PCV1 corresponds to the virus reported in 1974 in PK-15 cells (Tischer et al., 1974). Although PCV1 is found in both wild and farmed pigs, it is generally considered non-pathogenic as no association with disease was observed after natural or experimental infection of pigs (Allan et al., 1995; Tischer et al., 1986). A new disease in pigs described as postweaning multisystemic wasting syndrome (PMWS) was first observed in Canada in 1995 (Harding, 2004). During 1997-1998, PCV2 was discovered and associated with PMWS by multiple laboratories (Allan et al., 1998; Ellis et al., 1998; Kiupel et al., 1998; Morozov et al., 1998; Nayar et al., 1997). The first identification of PCV2 in PMWS pigs was made possible by restriction enzyme cleavage analysis, leading to identification of a novel restriction pattern different from that of PCV1 (Nayar et al., 1997). The association of PCV2 with pathogenicity was established by traditional methods of virus isolation from PMWS affected pigs, experimental infections, histopathology, in addition to immunohistochemistry (IHC) and in situ hybridization (ISH) to detect PCV2 antigen or genome (Allan et al., 1998; Ellis et al., 1998; Kiupel et al., 1998; Morozov et al., 1998). Since its discovery, PCV2 has become one of the most important pig viruses and is associated with several disease syndromes in pigs.

One of the first viral metagenomics studies performed using the shotgun sequencing technology was published in 2002, describing the viral metagenome of seawater (Breitbart et al., 2002).

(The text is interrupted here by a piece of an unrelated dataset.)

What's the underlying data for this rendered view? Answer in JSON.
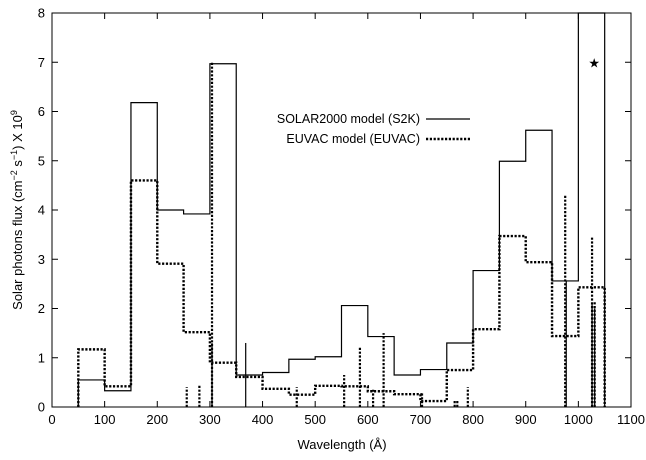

Since then, the developments in high throughput sequencing and associated bioinformatics computational capacities have accelerated the discovery of many previously unknown viral genomes. While traditional virology methods were used to discover PCV2, metagenomic sequencing on tissue samples from pigs with PDNS, reproductive failure, myocarditis and multi-systemic inflammation was used to discover PCV3 (Palinski et al., 2017; Phan et al., 2016). Although PCV3 has attracted a lot of attention and research, PCV3 isolation in cell culture has only recently been successful (Oh and Chae, 2020) and its role as a pathogen is still controversial. Similarly to PCV3, PCV4 was identified very recently, with the aid of sequencing, in pigs with various health conditions from two farms in Hunan province, China (Zhang et al., 2019). Analysis by PCR with primers complementary to the conserved regions of the rep gene for the genera Circovirus and Cyclovirus allowed the sequencing of PCV4 (Zhang et al., 2019). This review aims to summarize recent findings on circoviruses (CV) currently known to circulate in the global pig population.